Edo Period
Uesugi Kagekatsu was given the tozama domain of Yonezawa (300,000 koku) in Dewa province, in Honshū's Tōhoku (Northeast) Region.
Much research has been done on the economics of Yonezawa in the Edo period, particularly by Mark Ravina among others, and it is taken as fairly representative of a tozama (outsider) domain. Yonezawa was far from the capital, with far less direct political control from the shogunate, and also less trade and urbanization. Yonezawa was largely an agricultural domain, making it again a good representation of agricultural and social developments among the peasantry in this period.
Despite agricultural advances and generally high growth in the 17th century, Yonezawa, like most parts of the country, experienced a considerable drop in growth after 1700; it may in fact have entered stagnation or decline. The official koku revenue of the Uesugi daimyo was cut in half in 1664, but the clan continued to expend as before, maintaining the same lordly standard of living. Yonezawa, again representative of many other domains, entered debt, and was especially hard-struck by famines in the 1750s.

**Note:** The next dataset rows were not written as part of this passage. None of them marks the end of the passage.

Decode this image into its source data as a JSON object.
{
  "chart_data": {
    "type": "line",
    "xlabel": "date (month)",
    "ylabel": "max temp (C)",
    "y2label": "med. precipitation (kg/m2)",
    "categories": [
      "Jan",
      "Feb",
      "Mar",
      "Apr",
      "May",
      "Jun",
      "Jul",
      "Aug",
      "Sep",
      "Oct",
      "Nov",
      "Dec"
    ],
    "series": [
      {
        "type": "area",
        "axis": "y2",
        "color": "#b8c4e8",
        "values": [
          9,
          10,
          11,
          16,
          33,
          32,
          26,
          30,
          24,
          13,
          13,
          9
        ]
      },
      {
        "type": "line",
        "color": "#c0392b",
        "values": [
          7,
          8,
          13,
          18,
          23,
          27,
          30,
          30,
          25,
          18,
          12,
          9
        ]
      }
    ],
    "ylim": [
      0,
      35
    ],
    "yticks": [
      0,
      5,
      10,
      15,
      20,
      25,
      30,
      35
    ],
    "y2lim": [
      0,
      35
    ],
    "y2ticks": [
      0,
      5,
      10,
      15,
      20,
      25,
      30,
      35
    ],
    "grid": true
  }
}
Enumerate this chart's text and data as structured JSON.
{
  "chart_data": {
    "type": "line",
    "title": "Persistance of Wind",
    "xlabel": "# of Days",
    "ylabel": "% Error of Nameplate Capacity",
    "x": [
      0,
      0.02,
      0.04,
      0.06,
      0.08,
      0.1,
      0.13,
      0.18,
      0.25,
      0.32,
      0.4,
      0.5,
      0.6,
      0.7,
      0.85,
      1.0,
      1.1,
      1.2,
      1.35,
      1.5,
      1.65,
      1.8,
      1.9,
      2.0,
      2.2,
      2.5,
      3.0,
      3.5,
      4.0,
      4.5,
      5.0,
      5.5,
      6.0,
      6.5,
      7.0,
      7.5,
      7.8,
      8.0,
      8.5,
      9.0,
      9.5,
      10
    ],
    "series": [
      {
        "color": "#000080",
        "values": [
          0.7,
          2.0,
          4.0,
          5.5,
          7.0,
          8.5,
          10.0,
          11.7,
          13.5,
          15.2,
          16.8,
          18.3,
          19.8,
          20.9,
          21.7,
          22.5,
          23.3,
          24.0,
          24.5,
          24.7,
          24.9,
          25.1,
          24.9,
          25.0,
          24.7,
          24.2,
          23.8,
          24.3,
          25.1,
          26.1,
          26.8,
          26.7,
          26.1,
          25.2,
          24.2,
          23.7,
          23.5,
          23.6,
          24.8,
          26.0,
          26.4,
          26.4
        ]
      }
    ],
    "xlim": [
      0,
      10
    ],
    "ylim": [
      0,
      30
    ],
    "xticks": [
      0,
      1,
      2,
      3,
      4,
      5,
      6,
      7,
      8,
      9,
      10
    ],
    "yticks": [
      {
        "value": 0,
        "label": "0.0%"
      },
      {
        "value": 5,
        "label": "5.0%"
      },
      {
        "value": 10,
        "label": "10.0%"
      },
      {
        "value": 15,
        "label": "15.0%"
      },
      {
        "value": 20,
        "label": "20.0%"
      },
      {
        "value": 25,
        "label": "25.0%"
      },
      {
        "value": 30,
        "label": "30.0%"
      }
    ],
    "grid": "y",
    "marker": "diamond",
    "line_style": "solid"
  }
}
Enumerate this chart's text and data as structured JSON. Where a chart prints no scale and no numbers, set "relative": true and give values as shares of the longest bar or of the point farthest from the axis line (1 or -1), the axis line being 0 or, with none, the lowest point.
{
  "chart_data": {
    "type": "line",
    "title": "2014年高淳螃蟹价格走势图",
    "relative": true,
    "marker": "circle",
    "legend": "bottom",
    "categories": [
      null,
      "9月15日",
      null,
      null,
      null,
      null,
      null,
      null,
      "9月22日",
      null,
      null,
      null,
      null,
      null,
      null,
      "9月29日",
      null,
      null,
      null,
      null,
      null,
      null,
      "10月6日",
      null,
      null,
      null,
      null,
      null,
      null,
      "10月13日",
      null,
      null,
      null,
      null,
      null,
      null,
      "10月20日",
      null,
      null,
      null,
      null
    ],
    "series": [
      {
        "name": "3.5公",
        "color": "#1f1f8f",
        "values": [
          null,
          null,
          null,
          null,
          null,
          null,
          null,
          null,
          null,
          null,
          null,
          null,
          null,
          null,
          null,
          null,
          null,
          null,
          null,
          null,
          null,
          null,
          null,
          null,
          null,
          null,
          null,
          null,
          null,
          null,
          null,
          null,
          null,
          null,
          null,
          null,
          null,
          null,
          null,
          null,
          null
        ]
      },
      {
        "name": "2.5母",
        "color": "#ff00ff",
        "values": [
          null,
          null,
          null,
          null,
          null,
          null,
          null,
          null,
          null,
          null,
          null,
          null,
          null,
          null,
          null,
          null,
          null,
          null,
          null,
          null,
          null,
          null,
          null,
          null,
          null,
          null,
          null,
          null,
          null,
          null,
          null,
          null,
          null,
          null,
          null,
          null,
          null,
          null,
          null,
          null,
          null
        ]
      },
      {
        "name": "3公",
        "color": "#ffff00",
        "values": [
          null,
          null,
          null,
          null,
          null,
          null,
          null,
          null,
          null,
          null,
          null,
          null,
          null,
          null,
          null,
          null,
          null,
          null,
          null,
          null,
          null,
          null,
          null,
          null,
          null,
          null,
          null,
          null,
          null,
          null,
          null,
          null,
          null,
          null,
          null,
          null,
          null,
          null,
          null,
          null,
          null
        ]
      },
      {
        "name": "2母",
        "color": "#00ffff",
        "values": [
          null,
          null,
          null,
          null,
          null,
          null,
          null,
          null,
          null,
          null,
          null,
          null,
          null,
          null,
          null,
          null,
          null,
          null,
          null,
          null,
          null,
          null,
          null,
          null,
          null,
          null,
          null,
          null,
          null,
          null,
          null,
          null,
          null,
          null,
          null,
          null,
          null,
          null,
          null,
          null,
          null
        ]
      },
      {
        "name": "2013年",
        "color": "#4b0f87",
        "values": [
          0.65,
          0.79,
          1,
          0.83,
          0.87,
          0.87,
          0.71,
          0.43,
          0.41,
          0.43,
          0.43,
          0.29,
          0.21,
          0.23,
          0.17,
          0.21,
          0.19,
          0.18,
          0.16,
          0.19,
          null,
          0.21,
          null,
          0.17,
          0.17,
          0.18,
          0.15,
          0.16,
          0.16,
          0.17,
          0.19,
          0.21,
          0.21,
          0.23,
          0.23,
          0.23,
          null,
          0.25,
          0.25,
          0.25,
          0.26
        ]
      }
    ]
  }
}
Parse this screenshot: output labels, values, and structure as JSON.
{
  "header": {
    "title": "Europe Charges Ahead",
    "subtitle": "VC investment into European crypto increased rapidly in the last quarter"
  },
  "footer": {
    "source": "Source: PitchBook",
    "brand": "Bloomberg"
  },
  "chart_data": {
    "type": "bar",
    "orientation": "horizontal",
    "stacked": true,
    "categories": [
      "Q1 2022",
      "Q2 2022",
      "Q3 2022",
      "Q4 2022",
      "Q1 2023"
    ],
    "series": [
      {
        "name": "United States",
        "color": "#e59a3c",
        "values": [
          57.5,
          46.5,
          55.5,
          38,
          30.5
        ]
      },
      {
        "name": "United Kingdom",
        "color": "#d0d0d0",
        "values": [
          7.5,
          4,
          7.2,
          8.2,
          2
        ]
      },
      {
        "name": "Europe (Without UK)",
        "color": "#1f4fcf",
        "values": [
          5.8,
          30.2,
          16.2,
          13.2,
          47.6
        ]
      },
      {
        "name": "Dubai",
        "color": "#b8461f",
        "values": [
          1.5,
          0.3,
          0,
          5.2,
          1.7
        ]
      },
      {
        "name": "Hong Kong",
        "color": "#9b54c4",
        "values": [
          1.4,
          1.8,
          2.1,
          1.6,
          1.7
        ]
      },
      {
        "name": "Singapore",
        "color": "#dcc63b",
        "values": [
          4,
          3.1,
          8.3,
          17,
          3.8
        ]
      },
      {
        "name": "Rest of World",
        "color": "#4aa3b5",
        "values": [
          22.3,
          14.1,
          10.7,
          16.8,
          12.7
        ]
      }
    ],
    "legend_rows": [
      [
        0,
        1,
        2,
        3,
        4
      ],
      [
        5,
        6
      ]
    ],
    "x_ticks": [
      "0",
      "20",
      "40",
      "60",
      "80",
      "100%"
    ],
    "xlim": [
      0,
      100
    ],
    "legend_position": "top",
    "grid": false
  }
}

The situation became so bad that in 1767, daimyo Uesugi Shigesada considered giving the territory back to the shogunate. Instead, he allowed his adopted son Uesugi Harunori to take over as daimyo; through agricultural and moral reforms, and series of other strict policies, Harunori turned the domain around. In 1830, less than ten years after Harunori's death, the shogunate officially praised Yonezawa as an examplar of good governance.
The Meiji Restoration in 1868 brought the abolition of the han system, that is, the end of the domains, the feudal lords, and the samurai class.